I called him the friend first. Then a best friend, then my first love and ultimately my soul mate. But I am talking of unrequited love right, so how can we talk of lovers ? Well, sometimes lovers teach a bit too much about it. He taught me love, strength, patience and lot many things. But more than anything he talked me what is selfless love where we are fine with them not loving us our way. That is unrequited love too in a way. It took a great deal for my heart to make that person my greatest weakness, and it took lot of strength to make him accept his love for me. But I won. Love won. Just that destiny failed us. And ever since, he stays as the greatest love story of my life till date. We maintain the fallacy of friendship but still cannot talk about our lovers. My heart skips a beat when I see his picture. I have moved on, maybe. But he is still that piece of my heart that still feels the same. I never could gather the courage to meet him again. For if I did, love will come flooding back and destroy me.
Of late, I relish in the idea of unrequited love more than going and expressing it. Maybe being in love scares me. I infatuate, I cherish people I like. I write about all muses I meet. But I don’t seek a story. I like to yearn, I like to feel it from afar. And then when I take a step, someone just destroys me.

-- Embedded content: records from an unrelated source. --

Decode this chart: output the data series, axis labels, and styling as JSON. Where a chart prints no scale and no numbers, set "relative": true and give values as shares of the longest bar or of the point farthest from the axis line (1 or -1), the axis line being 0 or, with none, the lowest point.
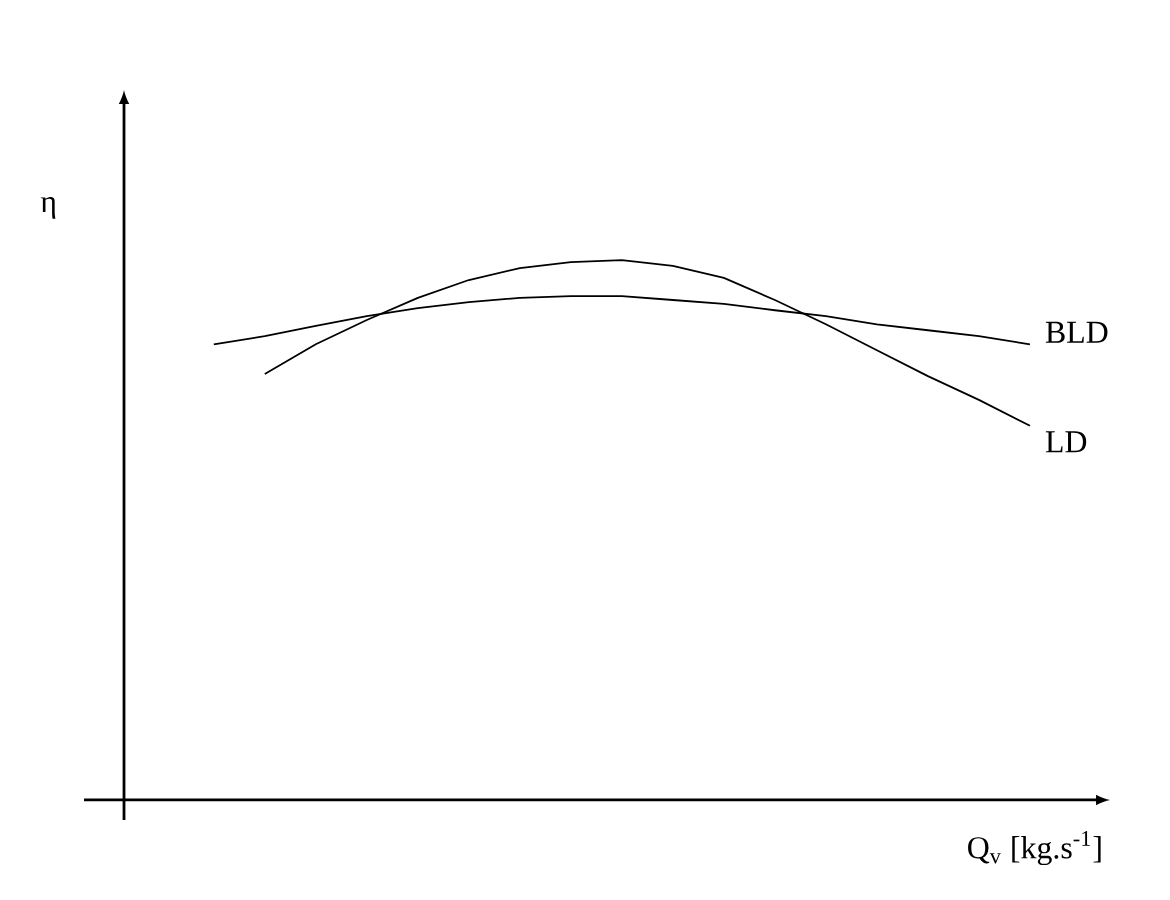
{
  "chart_data": {
    "type": "line",
    "relative": true,
    "xlabel": "Q$_{v}$ [kg.s$^{-1}$]",
    "ylabel": "η",
    "categories": [
      null,
      null,
      null,
      null,
      null,
      null,
      null,
      null,
      null,
      null,
      null,
      null,
      null,
      null,
      null,
      null,
      null
    ],
    "series": [
      {
        "name": "BLD",
        "color": "#000000",
        "values": [
          0.844,
          0.859,
          0.878,
          0.896,
          0.911,
          0.922,
          0.93,
          0.933,
          0.933,
          0.926,
          0.919,
          0.907,
          0.896,
          0.881,
          0.87,
          0.859,
          0.844
        ]
      },
      {
        "name": "LD",
        "color": "#000000",
        "values": [
          null,
          0.789,
          0.844,
          0.889,
          0.93,
          0.963,
          0.985,
          0.996,
          1,
          0.989,
          0.967,
          0.926,
          0.881,
          0.833,
          0.785,
          0.741,
          0.693
        ]
      }
    ]
  }
}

Someone just did that. I was on a step to love and they stepped far and cut me off their life. I was hurt. But more than anything I was taken aback at the coldness which humans have now. They express all their love till we are ready. And then. Maybe, that is just me. Maybe, it is the expectations of the heart which want more. But then I love and hence I feel and so I write.
Somehow, life has taken hold of me. I don’t really care or love that hard. Infact, it doesn’t matter. I have a hard time to trust. I somehow wonder if love is even for me. For all my life, I loved more than I got and I just lost the patience. Or maybe because I showered all my love to that one person that now I just cannot give. I can give from far, like unrequited love. But when I receive, I question it.

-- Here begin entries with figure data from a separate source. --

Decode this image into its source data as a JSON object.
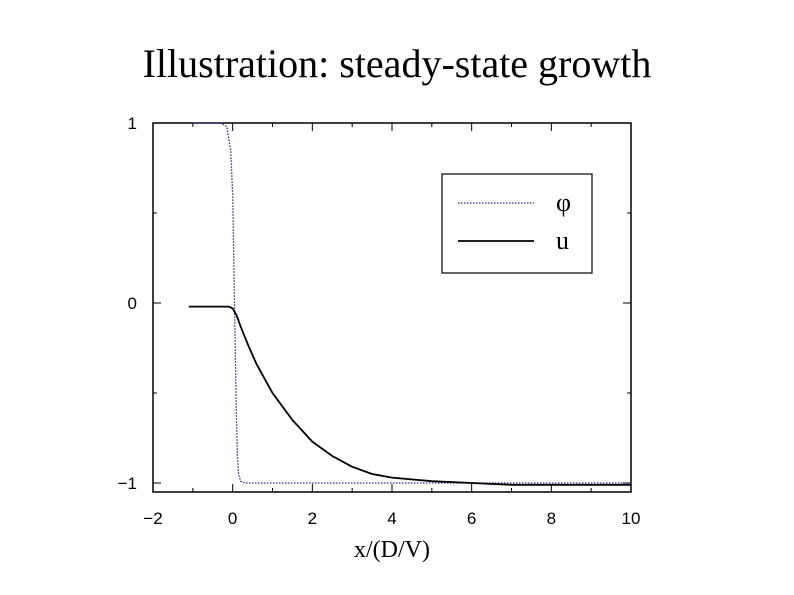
{
  "chart_data": {
    "type": "line",
    "title": "Illustration: steady-state growth",
    "xlabel": "x/(D/V)",
    "ylabel": "",
    "xlim": [
      -2,
      10
    ],
    "ylim": [
      -1.05,
      1
    ],
    "grid": false,
    "legend_position": "top-right",
    "x_ticks": [
      {
        "value": -2,
        "label": "−2"
      },
      {
        "value": 0,
        "label": "0"
      },
      {
        "value": 2,
        "label": "2"
      },
      {
        "value": 4,
        "label": "4"
      },
      {
        "value": 6,
        "label": "6"
      },
      {
        "value": 8,
        "label": "8"
      },
      {
        "value": 10,
        "label": "10"
      }
    ],
    "y_ticks": [
      {
        "value": 1,
        "label": "1"
      },
      {
        "value": 0,
        "label": "0"
      },
      {
        "value": -1,
        "label": "−1"
      }
    ],
    "series": [
      {
        "name": "φ",
        "style": "dotted",
        "color": "#2b2b9a",
        "x": [
          -1.0,
          -0.3,
          -0.15,
          -0.05,
          0.0,
          0.03,
          0.06,
          0.09,
          0.12,
          0.15,
          0.2,
          0.3,
          0.5,
          2,
          4,
          6,
          8,
          10
        ],
        "y": [
          1.0,
          1.0,
          0.98,
          0.85,
          0.6,
          0.2,
          -0.2,
          -0.6,
          -0.85,
          -0.95,
          -0.99,
          -1.0,
          -1.0,
          -1.0,
          -1.0,
          -1.0,
          -1.0,
          -1.0
        ]
      },
      {
        "name": "u",
        "style": "solid",
        "color": "#000000",
        "x": [
          -1.1,
          -0.5,
          -0.1,
          0.0,
          0.1,
          0.2,
          0.4,
          0.6,
          0.8,
          1.0,
          1.5,
          2.0,
          2.5,
          3.0,
          3.5,
          4.0,
          5.0,
          6.0,
          7.0,
          8.0,
          9.0,
          10.0
        ],
        "y": [
          -0.02,
          -0.02,
          -0.02,
          -0.03,
          -0.07,
          -0.13,
          -0.24,
          -0.34,
          -0.42,
          -0.5,
          -0.65,
          -0.77,
          -0.85,
          -0.91,
          -0.95,
          -0.97,
          -0.99,
          -1.0,
          -1.01,
          -1.01,
          -1.01,
          -1.01
        ]
      }
    ]
  }
}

Maybe that is one reason, my muse is just that for a long time there. When I first met him. I knew we could write a tale together. I longed to touch the cervices of his scars and tell him I can heal. Below the moonlight night, when he sang, I wanted to quieten his pain. When we shared coffee, and he talked of his dreams, I wished I could share it with him. And now when he talks of loneliness, I wish to sit aside and listen. But alas, I can’t even embrace him or hold his hand. Kiss would be too much. It is not like I cannot. I fear, I have lost the capability to love, once I get the ‘ one’. Maybe, I am just too used to unrequited love to ever be able to relish mutual love.
That is just me. I lost feeling the love when people show too much of it to me. Maybe I like challenges even in love. But I still believe. Because only love is what can make a happy destiny. I believe someday that shield from my heart will go and I will love with all my vulnerabilities. But what hurts is, till that right one comes along, lot of players might attempt to bruise my tattered heart. I do not really allow it now. But we have our weak moments, where we just want a caring hand. Maybe, age is catching on me. And I detest loneliness. I am vulnerable and yet shielded. And it is scary to think that in that double protection game I will attract only the wrongs and repel the right. For I distrust all humans now. For what some evil ones did.
I am made for loving. Maybe even unrequited. I am made for longing and spilling it out on paper. I am made for lonely poetic nights and cold tears. I am made for lot of things. But I still believe.
I believe there is reality beyond unrequited love for everyone.